New arms race makes world more dangerous - GulfToday

New arms race makes world more dangerous


Vladimir Putin. File

It is hugely distressing that after decades of momentum towards a nuclear-free world, progress has stalled and fears for safety of humanity have increased. 

The collapse of the landmark Intermediate-Range Nuclear Forces (INF) Treaty between the United States and Russia has fuelled worries about a new arms race and made the world a more dangerous place to live in.

President Vladimir Putin said on Thursday that Russia would produce missiles that were banned under the Cold-War era nuclear pact that ended last month, though he also mentioned that Moscow would not deploy them unless the United States did so first.

In March 2018, Putin had announced the development of a whole new line of “invincible” strategic nuclear weapons, including a new ICBM, a nuclear-powered cruise missile, a plane-launched hypersonic missile and an underwater nuclear drone ominously called the “Poseidon.”

Last month, the United States tested a conventionally-configured cruise missile that hit a target more than 500 km away, a test that would have been prohibited under the INF.

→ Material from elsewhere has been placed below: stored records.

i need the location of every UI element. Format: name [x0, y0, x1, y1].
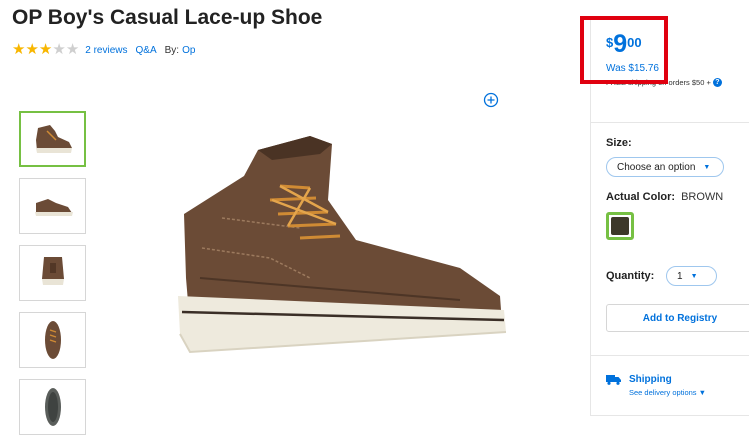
thumbnail-side[interactable]: [19, 178, 86, 234]
shoe-thumbnail-image: [34, 199, 73, 216]
add-to-registry-button[interactable]: Add to Registry: [606, 304, 749, 332]
qa-link[interactable]: Q&A: [136, 45, 157, 56]
quantity-label: Quantity:: [606, 270, 655, 282]
quantity-value: 1: [677, 270, 683, 282]
star-icon: ★: [38, 41, 53, 58]
rating-stars[interactable]: ★ ★ ★ ★ ★: [12, 41, 80, 58]
shipping-title-text: Shipping: [629, 374, 672, 385]
thumbnail-back[interactable]: [19, 245, 86, 301]
divider: [591, 415, 749, 416]
star-icon: ★: [65, 41, 80, 58]
thumbnail-top[interactable]: [19, 312, 86, 368]
delivery-options-link[interactable]: See delivery options ▼: [629, 388, 706, 397]
size-select[interactable]: Choose an option ▼: [606, 157, 724, 177]
shipping-title: Shipping: [606, 374, 706, 385]
product-main-image[interactable]: [160, 128, 520, 368]
shipping-section: Shipping See delivery options ▼: [606, 374, 706, 397]
delivery-options-text: See delivery options: [629, 388, 697, 397]
divider: [591, 355, 749, 356]
thumbnail-gallery: [19, 111, 86, 446]
quantity-select[interactable]: 1 ▼: [666, 266, 717, 286]
color-swatch-brown[interactable]: [606, 212, 634, 240]
divider: [591, 122, 749, 123]
by-label: By:: [164, 44, 180, 56]
info-icon[interactable]: ?: [712, 78, 722, 87]
thumbnail-side-angle[interactable]: [19, 111, 86, 167]
brand-link[interactable]: Op: [182, 45, 195, 56]
size-label: Size:: [606, 137, 632, 149]
chevron-down-icon: ▼: [703, 163, 711, 171]
truck-icon: [606, 374, 621, 385]
size-select-value: Choose an option: [617, 161, 696, 173]
shoe-thumbnail-image: [44, 321, 61, 359]
star-icon: ★: [25, 41, 39, 58]
chevron-down-icon: ▼: [698, 388, 707, 397]
color-label: Actual Color: BROWN: [606, 191, 723, 203]
zoom-plus-icon[interactable]: [483, 92, 499, 108]
color-label-text: Actual Color:: [606, 191, 676, 203]
chevron-down-icon: ▼: [690, 272, 698, 280]
product-title: OP Boy's Casual Lace-up Shoe: [12, 6, 323, 29]
reviews-link[interactable]: 2 reviews: [85, 45, 127, 56]
price-highlight-box: [580, 16, 668, 84]
shoe-thumbnail-image: [44, 388, 61, 426]
product-meta: ★ ★ ★ ★ ★ 2 reviews Q&A By: Op: [12, 42, 203, 58]
shoe-thumbnail-image: [41, 257, 64, 285]
color-value: BROWN: [681, 191, 724, 203]
star-icon: ★: [12, 41, 26, 58]
star-icon: ★: [52, 41, 66, 58]
swatch-fill: [611, 217, 629, 235]
shoe-thumbnail-image: [35, 125, 72, 153]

The pact banned land-based missiles with a range of 500 to 5,500 kilometres, reducing the ability of both countries to launch a nuclear strike at short notice.

For years, Washington has accused Russia of developing a new type of missile, the 9M729, which it says violates the treaty — claims that NATO has backed up.

Putin has stated that he offered US President Donald Trump in a recent phone call the chance to buy one of the hypersonic nuclear weapons Moscow is developing. Trump is said to have spurned the offer indicating that Washington is making its own.

Putin has also expressed fears that an arms race could spread into space and that Washington could develop a new space weapon.

Nuclear weapons are the most dangerous enemies of humanity. Nuke weapons have the potential to destroy an entire city killing millions, cause inconceivable damage to environment and ruin the lives of future generations with long-term catastrophic effects.

On another front, North Korea is adding to worries by pressing ahead with its nuclear weapons programme while evading sanctions, as per a United Nations report, following a series of recent test-launches that have been downplayed Trump.

The reclusive regime has declared a moratorium on nuclear blasts and long-range missile launches, and last year said its Punggye-ri atomic bomb test site would be dismantled as it was no longer needed.

But the latest report by a panel of experts, published on Thursday, indicates that despite these moves, Pyongyang’s development of nuclear warheads had not stopped.

Since its entry-into-force on June 1, 1988, the Cold War-era arms control contributed to the maintenance of peace and stability internationally and especially in Europe, playing an important role in reducing risk, building confidence and helping to bring the Cold War to an end.

There is no alternative to dialogue on nuclear arms control. Risk-reduction measures, including transparency in nuclear-weapon programmes and further cut in all types of nuclear weapons is the best way forward. Leaders should keep the dialogue process alive.

The legacy of nuclear testing is nothing but destruction, and in a world of rising tensions, our collective security depends on bringing a global treaty into force that bans nuclear explosions, as United Nations Secretary-General António Guterres pointed out recently.

There is unquestionably an urgent need for disarmament of all kinds.

A nuclear arms race is a matter that should worry each and every living individual.